The People must overcome this presumption by proving that the killing
was criminal. If you have a reasonable doubt whether the killing was
criminal, you must find the defendant not guilty.
[To count the three year and one day period, begin with the day on
which the incident happened. Count that day as one whole day
regardless of what time the incident happened.]
New January 2006
Instructional Duty
The court has a sua sponte duty to instruct on presumptions relevant to the issues
of the case. (See People v. Hood (1969) 1 Cal.3d 444, 449 [82 Cal.Rptr. 618, 462
P.2d 370].)
• Presumption of Lawful Killing. Pen. Code, § 194.
Rebuttable Presumptions Affecting Burden of Proof. Evid.

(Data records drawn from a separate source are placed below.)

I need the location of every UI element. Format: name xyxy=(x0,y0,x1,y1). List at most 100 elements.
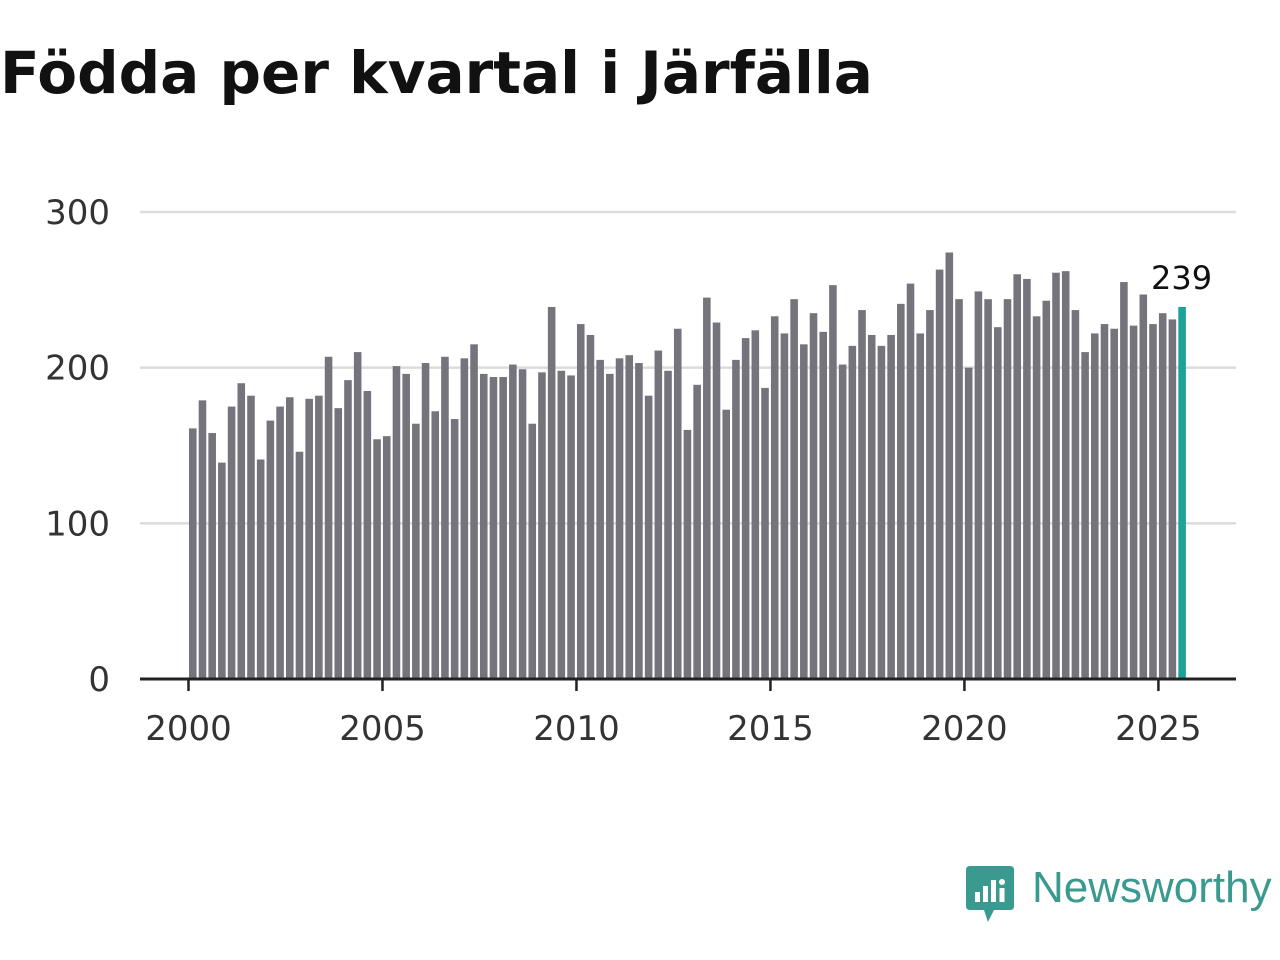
bar-2001Q2 xyxy=(237,383,246,679)
x-tick-label-2015: 2015 xyxy=(727,709,814,749)
bar-2024Q1 xyxy=(1120,282,1128,679)
bar-2000Q2 xyxy=(198,400,207,679)
bar-2018Q4 xyxy=(916,333,924,679)
bar-2006Q4 xyxy=(450,419,459,679)
bar-2012Q2 xyxy=(664,370,672,679)
bar-2021Q4 xyxy=(1032,316,1041,679)
y-tick-label-200: 200 xyxy=(45,349,110,389)
y-axis-ticks: 0 100 200 300 xyxy=(45,193,110,700)
bar-2016Q2 xyxy=(819,331,828,679)
bar-2011Q2 xyxy=(625,355,634,679)
y-tick-label-300: 300 xyxy=(45,193,110,233)
bar-2000Q3 xyxy=(208,433,216,679)
bar-2013Q2 xyxy=(703,297,711,679)
bar-2015Q1 xyxy=(770,316,779,679)
bar-2014Q1 xyxy=(732,359,740,679)
bar-2020Q4 xyxy=(994,327,1002,679)
bar-2009Q4 xyxy=(567,375,575,679)
bar-2005Q1 xyxy=(382,436,391,679)
bar-2003Q3 xyxy=(324,356,333,679)
bar-2004Q2 xyxy=(353,352,362,679)
bar-2008Q3 xyxy=(518,369,527,679)
bar-2008Q4 xyxy=(528,423,537,679)
x-tick-label-2020: 2020 xyxy=(921,709,1008,749)
bar-2021Q1 xyxy=(1003,299,1012,679)
bar-2014Q3 xyxy=(751,330,760,679)
bar-2002Q2 xyxy=(276,406,284,679)
bar-2003Q1 xyxy=(305,398,313,679)
bar-2004Q3 xyxy=(363,391,372,679)
bar-2017Q4 xyxy=(877,345,886,679)
bar-2013Q3 xyxy=(712,322,721,679)
bar-2016Q1 xyxy=(809,313,818,679)
bar-2013Q4 xyxy=(722,409,731,679)
bar-2017Q2 xyxy=(858,310,866,679)
x-tick-label-2025: 2025 xyxy=(1115,709,1202,749)
bar-2022Q1 xyxy=(1042,300,1051,679)
bar-2019Q1 xyxy=(926,310,934,679)
bar-2022Q4 xyxy=(1071,310,1080,679)
bar-2020Q2 xyxy=(974,291,983,679)
bar-2012Q4 xyxy=(683,429,692,679)
bar-2022Q2 xyxy=(1052,272,1060,679)
bar-2006Q3 xyxy=(441,356,449,679)
bar-2002Q1 xyxy=(266,420,275,679)
bar-2013Q1 xyxy=(693,384,701,679)
bar-2020Q3 xyxy=(984,299,992,679)
bar-2007Q1 xyxy=(460,358,469,679)
bar-2017Q1 xyxy=(848,345,857,679)
bar-2007Q4 xyxy=(489,377,498,679)
bar-2015Q2 xyxy=(780,333,789,679)
bar-2001Q3 xyxy=(247,395,255,679)
bar-2011Q3 xyxy=(635,363,643,679)
bar-2003Q4 xyxy=(334,408,343,679)
bar-2016Q4 xyxy=(838,364,847,679)
bar-2021Q2 xyxy=(1013,274,1021,679)
bar-2011Q4 xyxy=(644,395,653,679)
x-axis-ticks: 2000 2005 2010 2015 2020 2025 xyxy=(145,679,1202,749)
bar-2006Q1 xyxy=(421,363,430,679)
bar-2018Q3 xyxy=(906,283,915,679)
bar-2010Q3 xyxy=(596,359,604,679)
bar-2019Q3 xyxy=(945,252,954,679)
bar-2009Q1 xyxy=(538,372,546,679)
bar-2022Q3 xyxy=(1061,271,1070,679)
bar-2010Q2 xyxy=(586,334,595,679)
bar-2007Q3 xyxy=(479,373,488,679)
newsworthy-brand: Newsworthy xyxy=(964,862,1272,926)
bar-2014Q2 xyxy=(741,338,750,679)
bar-2015Q4 xyxy=(800,344,808,679)
bar-2019Q2 xyxy=(935,269,944,679)
bar-2023Q2 xyxy=(1091,333,1099,679)
bar-2019Q4 xyxy=(955,299,963,679)
data-label-last: 239 xyxy=(1151,259,1212,297)
bar-2008Q2 xyxy=(509,364,517,679)
y-tick-label-100: 100 xyxy=(45,504,110,544)
bar-2018Q1 xyxy=(887,334,895,679)
bar-2012Q1 xyxy=(654,350,663,679)
bar-2023Q1 xyxy=(1081,352,1089,679)
bar-2025Q3 xyxy=(1178,306,1186,679)
bar-2007Q2 xyxy=(470,344,478,679)
bar-2009Q2 xyxy=(547,306,556,679)
bar-2024Q4 xyxy=(1149,324,1157,679)
bar-2003Q2 xyxy=(315,395,323,679)
bar-2025Q2 xyxy=(1168,319,1177,679)
bar-2014Q4 xyxy=(761,387,769,679)
bar-2008Q1 xyxy=(499,377,507,679)
x-tick-label-2010: 2010 xyxy=(533,709,620,749)
y-tick-label-0: 0 xyxy=(88,660,110,700)
bar-2004Q1 xyxy=(344,380,352,679)
chart-title: Födda per kvartal i Järfälla xyxy=(0,39,873,107)
bar-2005Q3 xyxy=(402,373,410,679)
bar-2021Q3 xyxy=(1023,278,1031,679)
bar-2002Q3 xyxy=(285,397,294,679)
bar-2020Q1 xyxy=(964,367,973,679)
bar-2005Q4 xyxy=(412,423,420,679)
bar-2010Q4 xyxy=(606,373,614,679)
x-tick-label-2000: 2000 xyxy=(145,709,232,749)
bar-2023Q3 xyxy=(1100,324,1109,679)
bar-2001Q1 xyxy=(227,406,236,679)
newsworthy-logo-icon xyxy=(966,866,1014,922)
brand-name: Newsworthy xyxy=(1032,863,1272,912)
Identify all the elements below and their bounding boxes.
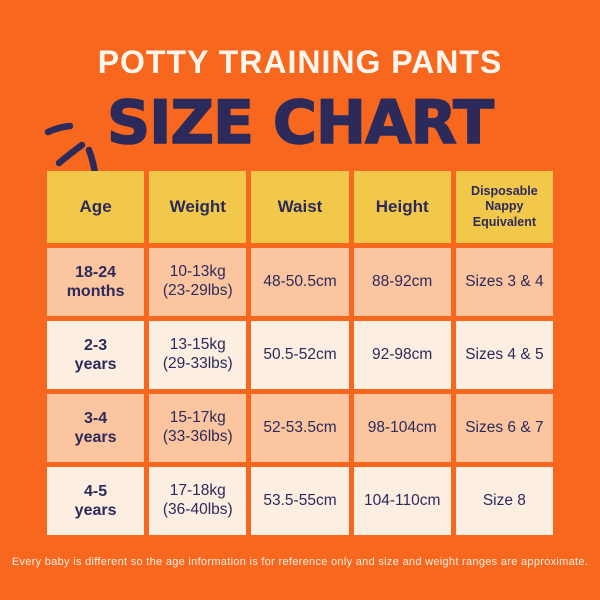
cell-nappy: Sizes 6 & 7	[455, 394, 553, 462]
size-table: Age Weight Waist Height Disposable Nappy…	[47, 171, 553, 535]
col-header-waist: Waist	[251, 171, 349, 243]
col-header-nappy-equivalent: Disposable Nappy Equivalent	[455, 171, 553, 243]
cell-height: 92-98cm	[353, 321, 451, 389]
cell-age: 18-24 months	[47, 248, 145, 316]
cell-waist: 48-50.5cm	[251, 248, 349, 316]
cell-weight: 10-13kg (23-29lbs)	[149, 248, 247, 316]
cell-waist: 53.5-55cm	[251, 467, 349, 535]
cell-age: 4-5 years	[47, 467, 145, 535]
cell-age: 3-4 years	[47, 394, 145, 462]
cell-nappy: Sizes 3 & 4	[455, 248, 553, 316]
cell-age: 2-3 years	[47, 321, 145, 389]
cell-weight: 17-18kg (36-40lbs)	[149, 467, 247, 535]
cell-height: 98-104cm	[353, 394, 451, 462]
cell-height: 104-110cm	[353, 467, 451, 535]
cell-waist: 52-53.5cm	[251, 394, 349, 462]
col-header-height: Height	[353, 171, 451, 243]
col-header-weight: Weight	[149, 171, 247, 243]
cell-waist: 50.5-52cm	[251, 321, 349, 389]
footnote: Every baby is different so the age infor…	[11, 556, 589, 568]
poster-kicker: POTTY TRAINING PANTS	[97, 44, 503, 80]
col-header-age: Age	[47, 171, 145, 243]
cell-nappy: Sizes 4 & 5	[455, 321, 553, 389]
cell-height: 88-92cm	[353, 248, 451, 316]
cell-nappy: Size 8	[455, 467, 553, 535]
page-title: SIZE CHART	[106, 88, 495, 158]
cell-weight: 15-17kg (33-36lbs)	[149, 394, 247, 462]
cell-weight: 13-15kg (29-33lbs)	[149, 321, 247, 389]
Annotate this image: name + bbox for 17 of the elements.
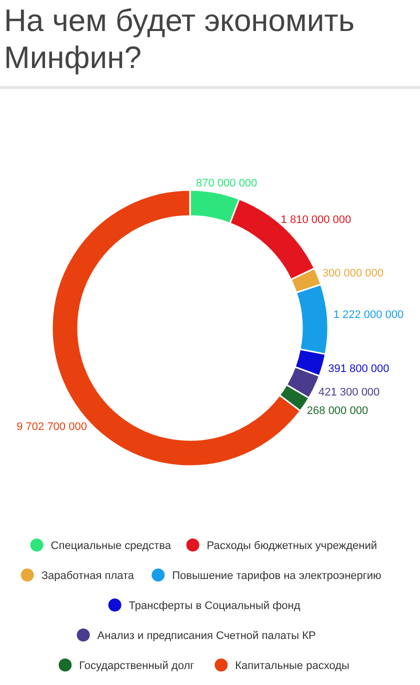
legend-label: Расходы бюджетных учреждений: [206, 540, 378, 552]
data-label: 391 800 000: [328, 362, 390, 375]
legend-label: Специальные средства: [50, 540, 172, 552]
legend-label: Капитальные расходы: [235, 660, 350, 672]
legend-label: Государственный долг: [79, 660, 194, 672]
data-label: 870 000 000: [196, 177, 258, 190]
legend-label: Заработная плата: [41, 570, 135, 582]
data-label: 300 000 000: [322, 267, 384, 280]
data-label: 1 222 000 000: [333, 309, 404, 322]
data-label: 9 702 700 000: [16, 420, 87, 433]
legend-label: Повышение тарифов на электроэнергию: [172, 570, 382, 582]
data-label: 421 300 000: [318, 386, 380, 398]
legend-label: Анализ и предписания Счетной палаты КР: [97, 630, 316, 642]
chart-title: На чем будет экономить Минфин?: [4, 2, 356, 76]
legend-label: Трансферты в Социальный фонд: [128, 600, 301, 612]
data-label: 1 810 000 000: [280, 214, 352, 226]
data-label: 268 000 000: [306, 404, 368, 417]
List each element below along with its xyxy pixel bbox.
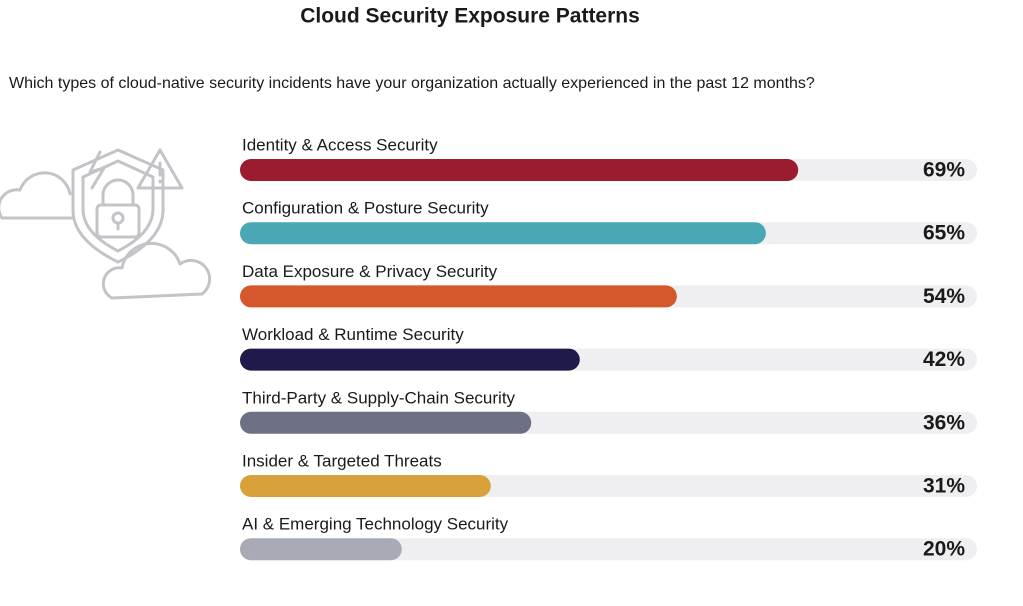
category-label: Data Exposure & Privacy Security [242,262,498,281]
category-label: Configuration & Posture Security [242,199,489,218]
bar-track [240,538,977,561]
bar [240,475,491,497]
category-label: Third-Party & Supply-Chain Security [242,388,516,407]
category-label: AI & Emerging Technology Security [242,515,509,534]
bar [240,411,532,434]
chart-title: Cloud Security Exposure Patterns [300,5,640,28]
bar [240,348,580,371]
bar [240,222,766,245]
value-label: 31% [923,475,965,498]
value-label: 20% [923,538,965,561]
bar [240,538,402,561]
bar [240,285,677,308]
value-label: 42% [923,348,965,371]
category-label: Workload & Runtime Security [242,325,464,344]
value-label: 36% [923,411,965,434]
category-label: Insider & Targeted Threats [242,451,442,470]
chart-subtitle: Which types of cloud-native security inc… [9,75,815,92]
value-label: 69% [923,159,965,182]
value-label: 54% [923,285,965,308]
security-icon [0,148,212,300]
value-label: 65% [923,222,965,245]
bar [240,159,799,181]
category-label: Identity & Access Security [242,135,438,154]
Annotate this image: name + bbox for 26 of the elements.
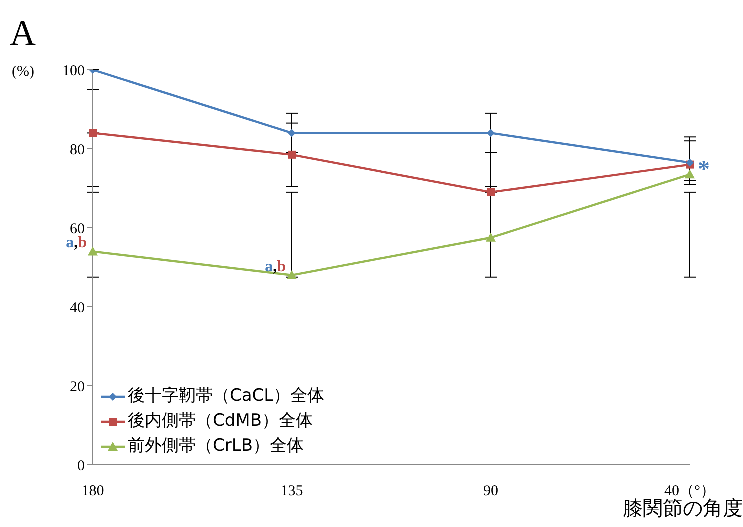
annotation: a,b <box>265 258 286 276</box>
x-tick-label: 180 <box>82 484 104 500</box>
point <box>89 129 97 138</box>
y-tick-label: 40 <box>70 300 85 316</box>
point <box>288 150 296 159</box>
point <box>287 270 297 280</box>
annotation: * <box>698 156 710 183</box>
point <box>685 170 695 179</box>
y-tick-label: 0 <box>78 458 85 474</box>
point <box>88 246 98 256</box>
x-tick-label: 135 <box>280 484 304 500</box>
point <box>487 188 495 196</box>
annotation: a,b <box>66 234 88 252</box>
y-tick-label: 100 <box>62 63 85 80</box>
y-tick-label: 60 <box>70 221 85 238</box>
y-tick-label: 80 <box>70 142 85 158</box>
point <box>288 129 296 138</box>
x-tick-label: 90 <box>484 484 498 500</box>
legend-label: 後内側帯（CdMB）全体 <box>128 410 313 433</box>
point <box>486 232 496 242</box>
legend-label: 前外側帯（CrLB）全体 <box>128 435 304 458</box>
legend-label: 後十字靭帯（CaCL）全体 <box>128 385 325 408</box>
chart-title: A <box>10 12 36 54</box>
y-tick-label: 20 <box>70 379 85 396</box>
point <box>487 129 495 138</box>
y-axis-title: (%) <box>12 64 34 80</box>
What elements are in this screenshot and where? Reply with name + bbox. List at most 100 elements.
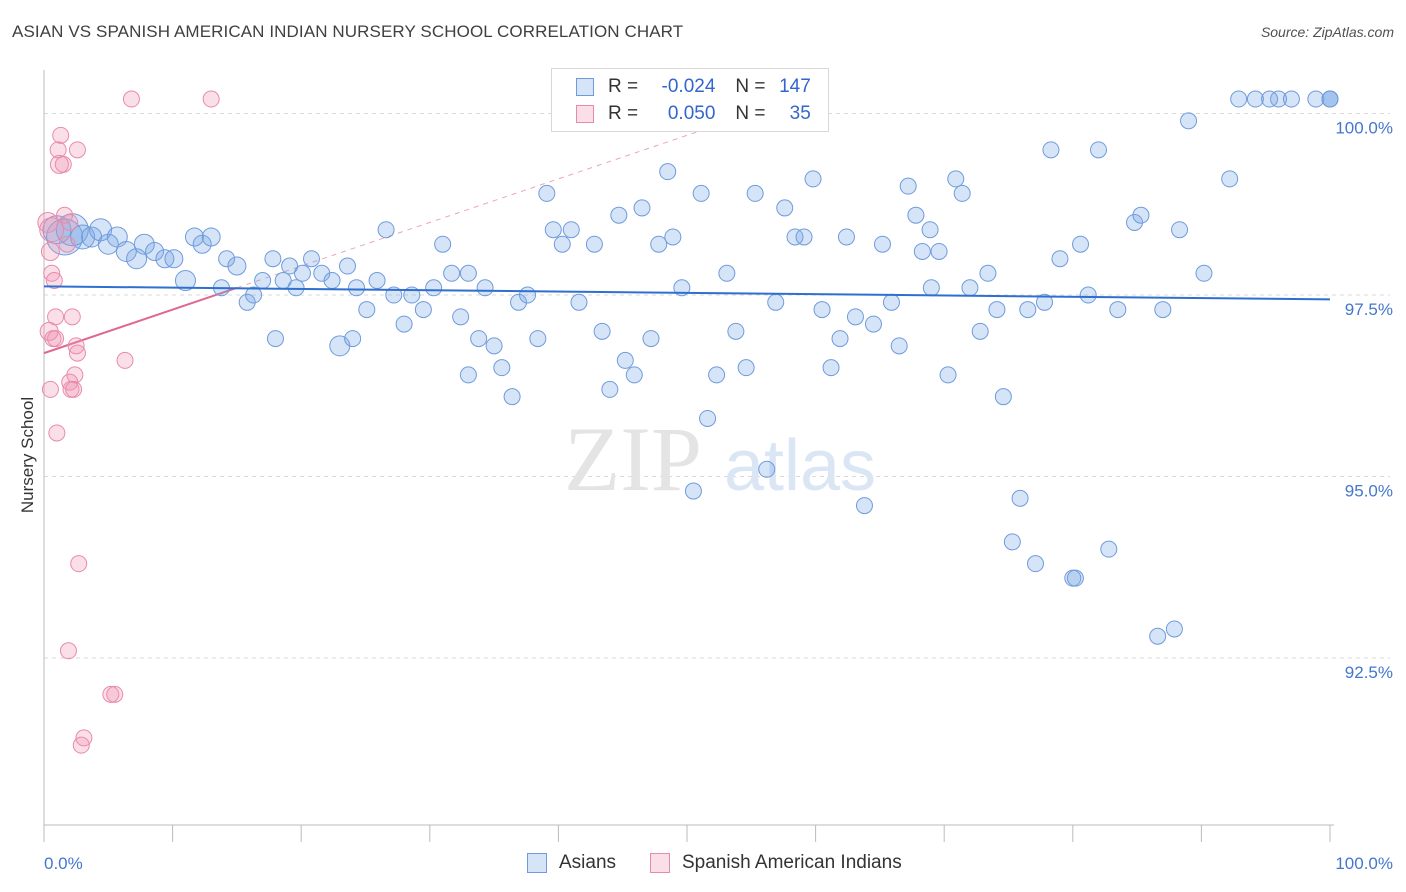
sai-trend-line <box>43 286 238 355</box>
asian-point <box>947 170 965 188</box>
asian-point <box>1109 301 1127 319</box>
asian-point <box>338 257 356 275</box>
sai-point <box>54 155 72 173</box>
asian-point <box>347 279 365 297</box>
asian-point <box>476 279 494 297</box>
legend-n-value: 147 <box>779 76 811 97</box>
asian-point <box>395 315 413 333</box>
asian-point <box>795 228 813 246</box>
asian-point <box>758 460 776 478</box>
sai-point <box>75 729 93 747</box>
chart-title: ASIAN VS SPANISH AMERICAN INDIAN NURSERY… <box>12 22 684 41</box>
sai-trend-extension <box>236 130 701 289</box>
asian-point <box>1126 213 1144 231</box>
asian-point <box>544 221 562 239</box>
asian-point <box>115 240 137 262</box>
asian-point <box>822 359 840 377</box>
watermark-zip: ZIP <box>564 408 702 510</box>
series-label-sai: Spanish American Indians <box>682 852 902 873</box>
asian-point <box>971 322 989 340</box>
asian-point <box>601 380 619 398</box>
sai-point <box>47 330 65 348</box>
asian-point <box>281 257 299 275</box>
sai-point <box>106 685 124 703</box>
sai-point <box>49 154 69 174</box>
asian-point <box>684 482 702 500</box>
asian-point <box>1027 555 1045 573</box>
asian-point <box>746 184 764 202</box>
legend-r-label: R = <box>608 103 639 124</box>
asian-point <box>846 308 864 326</box>
asian-point <box>767 293 785 311</box>
asian-point <box>414 301 432 319</box>
asian-point <box>1171 221 1189 239</box>
sai-points <box>37 90 220 754</box>
asian-point <box>1066 569 1084 587</box>
asian-point <box>1230 90 1248 108</box>
chart-source: Source: ZipAtlas.com <box>1260 24 1394 40</box>
asian-point <box>529 330 547 348</box>
asian-point <box>1011 489 1029 507</box>
asian-point <box>882 293 900 311</box>
asian-point <box>434 235 452 253</box>
asian-point <box>485 337 503 355</box>
asian-point <box>510 293 528 311</box>
asian-point <box>1261 90 1279 108</box>
asian-point <box>804 170 822 188</box>
sai-point <box>58 235 76 253</box>
asian-point <box>164 249 184 269</box>
x-tick-label: 100.0% <box>1335 854 1393 873</box>
asian-point <box>921 221 939 239</box>
asian-point <box>1003 533 1021 551</box>
asian-point <box>831 330 849 348</box>
watermark: ZIP atlas <box>564 408 876 510</box>
legend-n-label: N = <box>735 103 766 124</box>
asian-point <box>930 242 948 260</box>
asian-point <box>1165 620 1183 638</box>
asian-point <box>1079 286 1097 304</box>
sai-point <box>68 344 86 362</box>
asian-point <box>813 301 831 319</box>
asian-point <box>961 279 979 297</box>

Code, §§ 601, 604,
Secondary Sources
1 Witkin & Epstein, California Criminal Law (3d ed. 2000) Crimes Against the
Person, § 93.
6 Millman, Sevilla & Tarlow, California Criminal Defense Practice, Ch. 142,
Crimes Against the Person, § 142.01[1][c] (Matthew Bender).
May Prosecute Defendant for Attempted Murder and Murder
Double jeopardy does not preclude prosecution of the defendant for attempted
murder and also for murder if the victim dies after the conviction for attempted
murder. (In re Saul S. (1985) 167 Cal.App.3d 1061, 1068 [213 Cal.Rptr. 541].)